Il riciclo della mala-politica
In un vecchio discorso, Papa Wojtyla faceva un passaggio interessante ricollegando periodi storici molto diversi sul piano politico, passando dall’enciclica Rerum novarum all’enciclica Centesimus annus. Al centro di tutto c’erano la caduta del comunismo e le ragioni che la determinarono.
Con il crollo del muro di Berlino, il socialismo reale concluse la sua parabola discendente, con un esito che Papa Leone XIII aveva già ampiamente previsto. Prima della fine del tutto, vi era, tra l’altro, la folle ricorsa al solo armamento. Che poi era null’altro che una corsa per l’accaparramento del potere. Si perse del tutto di vista che le armi più forti dell’umanità sono, da sempre, la verità e la giustizia.
Il comunismo esaltava la persona a parole, ma ne faceva surrettiziamente uno strumento per l’acquisizione della maggior forza, specie nella gestione della cosa pubblica.

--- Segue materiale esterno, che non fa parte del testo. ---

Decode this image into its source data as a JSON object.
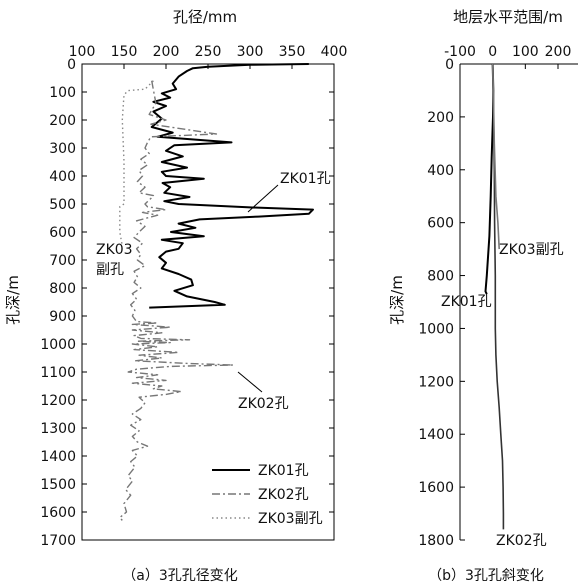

La lotta di classe aveva stampo militarista ed era ispirata a un ateismo che poco ha a che fare con l’amore per la persona. Solo cieca prepotenza.
È incredibile quanto tutto questo sia ancora così attuale.
L’Unione europea ha appena deciso di investire nuovamente nel riarmo degli Stati, distraendo risorse preziose da investimenti di natura sociale, fondamentali per dare supporto a chi ne ha bisogno.
C’è da chiedersi se sia davvero questa la cultura che porterà al progresso della nostra civiltà. Se basti questa cultura fatta di sopravvento tecnologico, dello svilimento del mondo reale a favore di quello virtuale. Una cultura lontana da impegnativi percorsi formativi, collettivi e individuali.
È molto cambiata la sensibilità che lo Stato mostra ai cittadini. Troppo poco è l’impegno per rimuovere quegli ostacoli all’uguaglianza che sono dati dall’ignoranza e dalla sottocultura.
Ma, alla fine, nulla di nuovo.
Le cattive pratiche di governo sembrano riproporsi ciclicamente.
Qualcosa però cambia. Se prima armarsi serviva per condurre una lotta uomo contro uomo, sui territori, secondo strategie, oggi la guerra diventa una specie di videogame, un gioco che si può fare a distanza, con una velocità incredibile e con un impatto ancora più devastante. Questa facilità di colpire gli obiettivi e andare a segno non rappresenta certo un’opportunità, è piuttosto un pericolo per tutti. Attribuisce uno strapotere ai singoli, difficilmente controllabile.
Davanti a tutto questo, ci si chiede quale reazione debba avere la cittadinanza. Forse basterebbe partire dal momento elettorale. Basterebbe votare con più consapevolezza e responsabilità.
Serve un movimento che riesca a dirottare le energie verso sentimenti positivi e insegnare che l’insoddisfazione si può mutare in dialogo.
L’uomo realizza se stesso grazie alla sua intelligenza e al modo in cui sceglie di vivere le libertà. Le cose del mondo sono solo uno strumento nelle sue mani per realizzare obiettivi più importanti, legati al benessere individuale e condiviso.
Invece oggi esaltiamo la regola del più forte, inseguendo spasmodicamente il riconoscimento dell’eccellenza, nei percorsi scolastici e lavorativi. Pensiamo di poter dimostrare il nostro valore semplicemente scegliendo le università più prestigiose. Pensiamo di poter dimostrare di essere qualcuno ostentando auto di lusso o altri beni costosi. L’avere diventa componente essenziale dell’essere. La cosa prima della persona.
Siamo affamati di successo, di potere. Nulla ci ferma, a volte neppure le amicizie o i rapporti familiari.
A questa deriva valoriale, che si fa violenza a scapito dei più vulnerabili, dobbiamo opporre una reazione forte, che riporti l’attenzione di tutti su quello che conta davvero.
La nostra indifferenza e la nostra indolenza non faranno altro che alimentare la brama di potere di pochi, che si sentiranno legittimati a decidere per il destino di milioni di persone. Di leader indegni del loro ruolo purtroppo la storia, anche attuale, ne consegna molti.
Invertiamo la rotta, dal riciclo della mala-politica passiamo al ricircolo dei comportamenti virtuosi. Pratichiamo la politica sana, quella del confronto e non dell’attacco. Tendiamo la mano a chi ha bisogno di aiuto e restituiamo dignità alla persona.